"Two wrongs may not make a right but a thousand wrongs make a writer.”

Wednesday, May 11, 2011

Do Your Fingerprints Tell a Story?

We have new ID's at work with a chip in them. An electronic reader can know everything about you off that chip. They must be worn in lead-lined protective sleeves, lest random readers on the street capture the essence of you, like the sun burrowing through your clothes and the wind lifting a skirt. Do you think this is science fiction? Some new genre I'm delving into?

They took our fingerprints for this new ID, prints of all four digits on each hand and then separate ones of our thumbs and then the lone digit finger as identifier. They had trouble getting my prints. I have evidently worked the print right off the pad of my fingers. Did you know such a thing was possible? It is.
Notice I have no nails as well as no fingerprints.

The technician said they have trouble sometimes getting prints from masons and concrete workers and bricklayers. Add to the list gardeners and farmers. How about writers? All this tap tap tapping.

I had to wash my hands and apply corn huskers lotion. Twice. She was about to give up but finally got a set she thought would be "acceptable" and sent it off.

What if she hadn't been able to get fingerprints from me? Would I be allowed to move incognito through this new world obsessed with identity? Having gone through the lengthy process, do I feel more secure? Safe in my job, my identity, my world? This much I know: I felt somewhat special with my unreadable fingerpads and disappointed when she was finally able to "read" me.

How about you? Have you worked the fingerprint off the pad of your fingers? If so, how would you feel about that?

6 comments:

Anne Gallagher said...

Mine are full of nicks and scars from when I was a chef. I'm pretty identifiable.

But just think, with no fingerprints you could commit the perfect crime...Oh I feel a storyline coming on.

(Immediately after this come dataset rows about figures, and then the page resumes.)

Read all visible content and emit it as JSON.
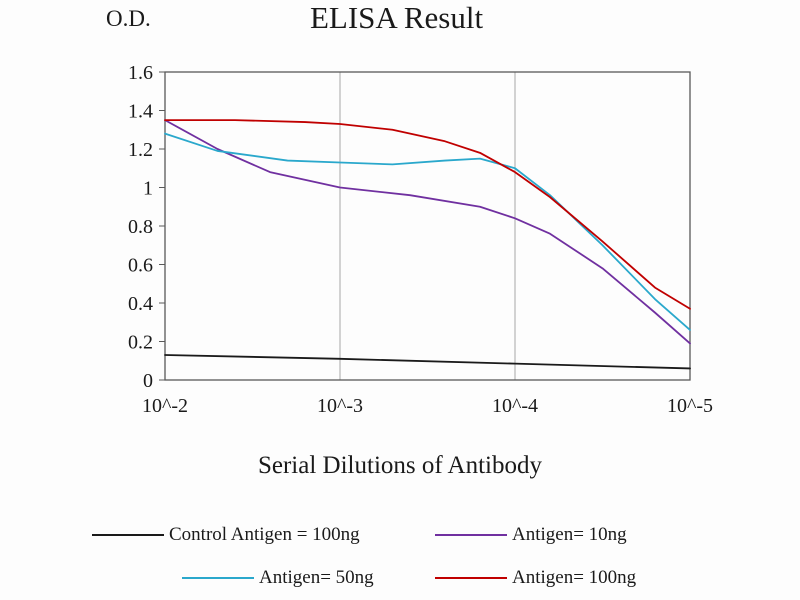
{
  "chart_data": {
    "type": "line",
    "title": "ELISA Result",
    "ylabel": "O.D.",
    "xlabel": "Serial Dilutions of Antibody",
    "x_ticks": [
      "10^-2",
      "10^-3",
      "10^-4",
      "10^-5"
    ],
    "y_ticks": [
      "0",
      "0.2",
      "0.4",
      "0.6",
      "0.8",
      "1",
      "1.2",
      "1.4",
      "1.6"
    ],
    "ylim": [
      0,
      1.6
    ],
    "grid": "vertical-only",
    "legend_position": "bottom",
    "colors": {
      "axis": "#595959",
      "grid": "#a6a6a6",
      "text": "#1a1a1a"
    },
    "series": [
      {
        "name": "Control Antigen = 100ng",
        "color": "#1a1a1a",
        "x": [
          0,
          1,
          2,
          3
        ],
        "y": [
          0.13,
          0.11,
          0.085,
          0.06
        ]
      },
      {
        "name": "Antigen= 10ng",
        "color": "#7030a0",
        "x": [
          0,
          0.3,
          0.6,
          1.0,
          1.4,
          1.8,
          2.0,
          2.2,
          2.5,
          2.8,
          3.0
        ],
        "y": [
          1.35,
          1.2,
          1.08,
          1.0,
          0.96,
          0.9,
          0.84,
          0.76,
          0.58,
          0.35,
          0.19
        ]
      },
      {
        "name": "Antigen= 50ng",
        "color": "#2aa8cc",
        "x": [
          0,
          0.3,
          0.7,
          1.0,
          1.3,
          1.6,
          1.8,
          2.0,
          2.2,
          2.5,
          2.8,
          3.0
        ],
        "y": [
          1.28,
          1.19,
          1.14,
          1.13,
          1.12,
          1.14,
          1.15,
          1.1,
          0.96,
          0.7,
          0.42,
          0.26
        ]
      },
      {
        "name": "Antigen= 100ng",
        "color": "#c00000",
        "x": [
          0,
          0.4,
          0.8,
          1.0,
          1.3,
          1.6,
          1.8,
          2.0,
          2.2,
          2.5,
          2.8,
          3.0
        ],
        "y": [
          1.35,
          1.35,
          1.34,
          1.33,
          1.3,
          1.24,
          1.18,
          1.08,
          0.95,
          0.72,
          0.48,
          0.37
        ]
      }
    ]
  }
}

BTW, I wrote up my spinach pie recipe and posted in on the "pages" column in my sidebar if you want to take a gander.

Frances Garrood said...

Ah (Anne) - but there's always DNA. That'll catch you out, fingerpirnts or not (won't it?). As to nails, shouldn't they be on the other side of the hand?

Wine and Words said...

They can scan retinas as I understand it, which are also unique identifiers. But I can understand your unease. My fingers and hands and nails look like crap. Farming ain't for sissies :)

C.M. Jackson said...

hummimg secret agent after reading that piece--I agree with Anne-sounds like a great story--c

Anthony Duce said...

There has to be a certain pride, knowing your hands are so used, they many be completely smooth. I’m completely identifiable, with ink, paint, graphite and charcoal; I leave my prints everywhere. Most in my small world don’t like it very much.

Yvonne Osborne said...

Anne,
We've come by our scars honestly! Yes, the perfect crime. The timeline only has to predate DNA technology. And thanks for posting that recipe. I'll definitely be over!

Frances,
Ha! When I had long nails, you could see them over the tops of my fingers from the back. Know what I mean? I simply have no nails worth polishing anymore.

Annie,
Yeah, retinas and hair folicles, and on and one. We aren't sissies, but one way or another, they'll get us.

C.M. Jackson,
Hi! Yeah, the more I think about it, the more I think it could be the basis for a great story. Good to hear from you.

Tony,
Yes, a wierd kind of pride. I can just see you, charcoal and all, paint smudges trailing after you. You and your painter's hands.